First shift should be a shift in our perceptions of what doctor-patient relationship is. In actual terms terms it is a partnership to solve a problem. To efficiently solve the problem both parties have to collaborate and exchange information. However unlike historical archetypes, doctor is no longer the primary information provider to patients. The barriers to access information have fallen so low in last two decades that anyone with an internet connection can get more information about their symptoms than the doctor they are planning to see. We are no longer the expert, internet has reduced us to a generalist who knows a fair bit about everything. The balance of information power has tilted in favour of the patients. In turn our relationship with them has inverted, at least in certain dimensions of knowledge. Gradually this would change how we are perceived by public. In future we, as doctors, might be valued more for our skills and experience than for our knowledge. Not a popular thing to say to an audience which is full of trainees who are just starting on a journey of a lifetime of experience, but it looks likely to happen in near future. IBM, the oldest information technology corporation, has developed a software solution aptly named as Watson after the famous Dr Watson in the novels of Sir Arthur Conan Doyle. This new age Watson is “training” to be a doctor, hold your breath, a specialist doctor in all known disciplines of modern medicine. It would be able to learn more than we ever can. It would be able to update its knowledge in real time, a feat impossible for anyone of us in this day and age of information explosion.

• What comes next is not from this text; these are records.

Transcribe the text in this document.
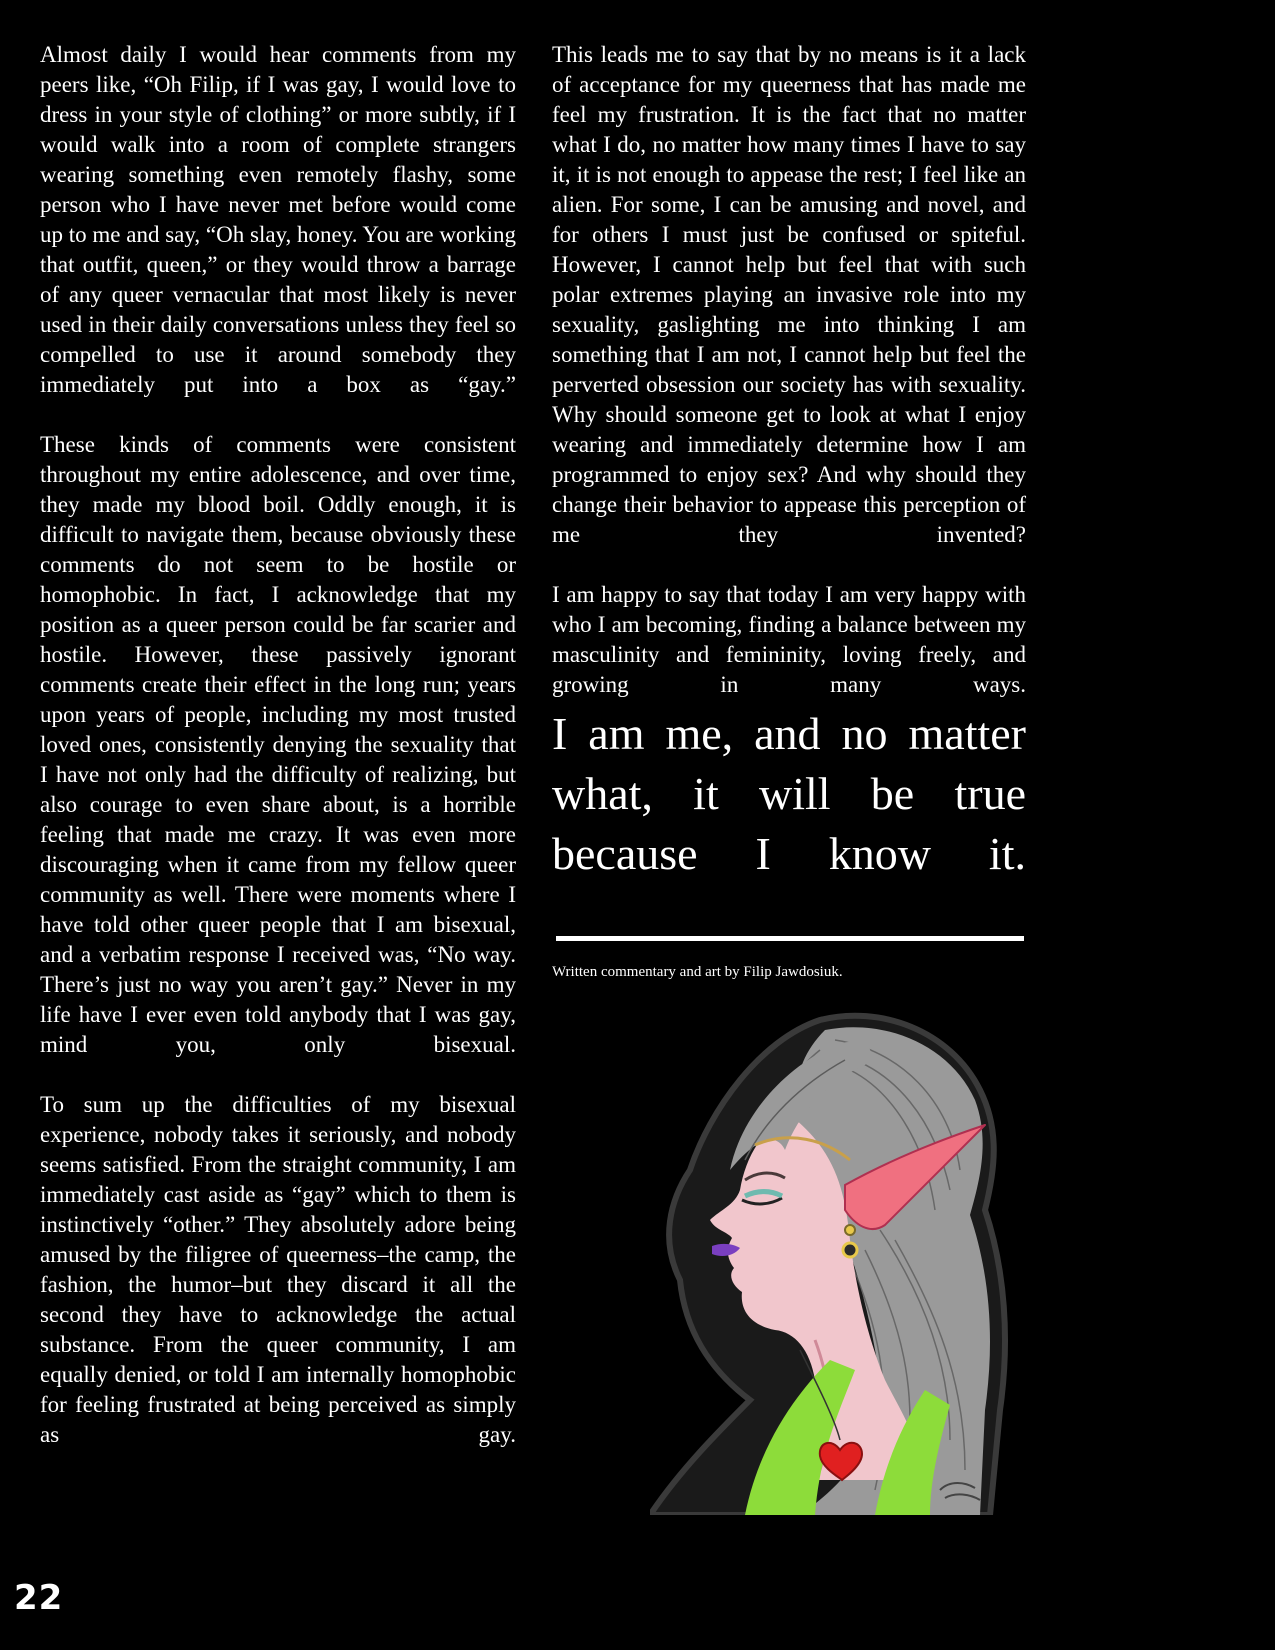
Almost daily I would hear comments from my peers like, “Oh Filip, if I was gay, I would love to dress in your style of clothing” or more subtly, if I would walk into a room of complete strangers wearing something even remotely flashy, some person who I have never met before would come up to me and say, “Oh slay, honey. You are working that outfit, queen,” or they would throw a barrage of any queer vernacular that most likely is never used in their daily conversations unless they feel so compelled to use it around somebody they immediately put into a box as “gay.”

These kinds of comments were consistent throughout my entire adolescence, and over time, they made my blood boil. Oddly enough, it is difficult to navigate them, because obviously these comments do not seem to be hostile or homophobic. In fact, I acknowledge that my position as a queer person could be far scarier and hostile. However, these passively ignorant comments create their effect in the long run; years upon years of people, including my most trusted loved ones, consistently denying the sexuality that I have not only had the difficulty of realizing, but also courage to even share about, is a horrible feeling that made me crazy. It was even more discouraging when it came from my fellow queer community as well. There were moments where I have told other queer people that I am bisexual, and a verbatim response I received was, “No way. There’s just no way you aren’t gay.” Never in my life have I ever even told anybody that I was gay, mind you, only bisexual.

To sum up the difficulties of my bisexual experience, nobody takes it seriously, and nobody seems satisfied. From the straight community, I am immediately cast aside as “gay” which to them is instinctively “other.” They absolutely adore being amused by the filigree of queerness–the camp, the fashion, the humor–but they discard it all the second they have to acknowledge the actual substance. From the queer community, I am equally denied, or told I am internally homophobic for feeling frustrated at being perceived as simply as gay.

This leads me to say that by no means is it a lack of acceptance for my queerness that has made me feel my frustration. It is the fact that no matter what I do, no matter how many times I have to say it, it is not enough to appease the rest; I feel like an alien. For some, I can be amusing and novel, and for others I must just be confused or spiteful. However, I cannot help but feel that with such polar extremes playing an invasive role into my sexuality, gaslighting me into thinking I am something that I am not, I cannot help but feel the perverted obsession our society has with sexuality. Why should someone get to look at what I enjoy wearing and immediately determine how I am programmed to enjoy sex? And why should they change their behavior to appease this perception of me they invented?

I am happy to say that today I am very happy with who I am becoming, finding a balance between my masculinity and femininity, loving freely, and growing in many ways.

I am me, and no matter what, it will be true because I know it.
Written commentary and art by Filip Jawdosiuk.
22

I took time to say yes to the invitation for today’s debate. I needed time to think whether I have something meaningful to say on the topic. The more I thought, the more I realised that it is a question with multiple layers. At its heart it is asking are today’s doctors disposable in future. Is our profession, one of the oldest professions in history, actually just a temporary solution to a necessity we have as a society. Would technology replace us eventually? I don’t know what would happen after 100 years, but in our lifetime the answer would be no. On the contrary we are sitting on the cusp of a information revolution ((I did notice some raised eyebrows in audience at this point and wondered if some people still underestimate the changes happening around us.)) in doctor-patient relationship. If we design the right tools, if we understand the changes, if we consider patient to be an expert in their problem and ourselves as an expert in delivering the solution, if we allow doctor-patient relationship to evolve with the demands of time, then yes we have the biggest opportunity right in front of us.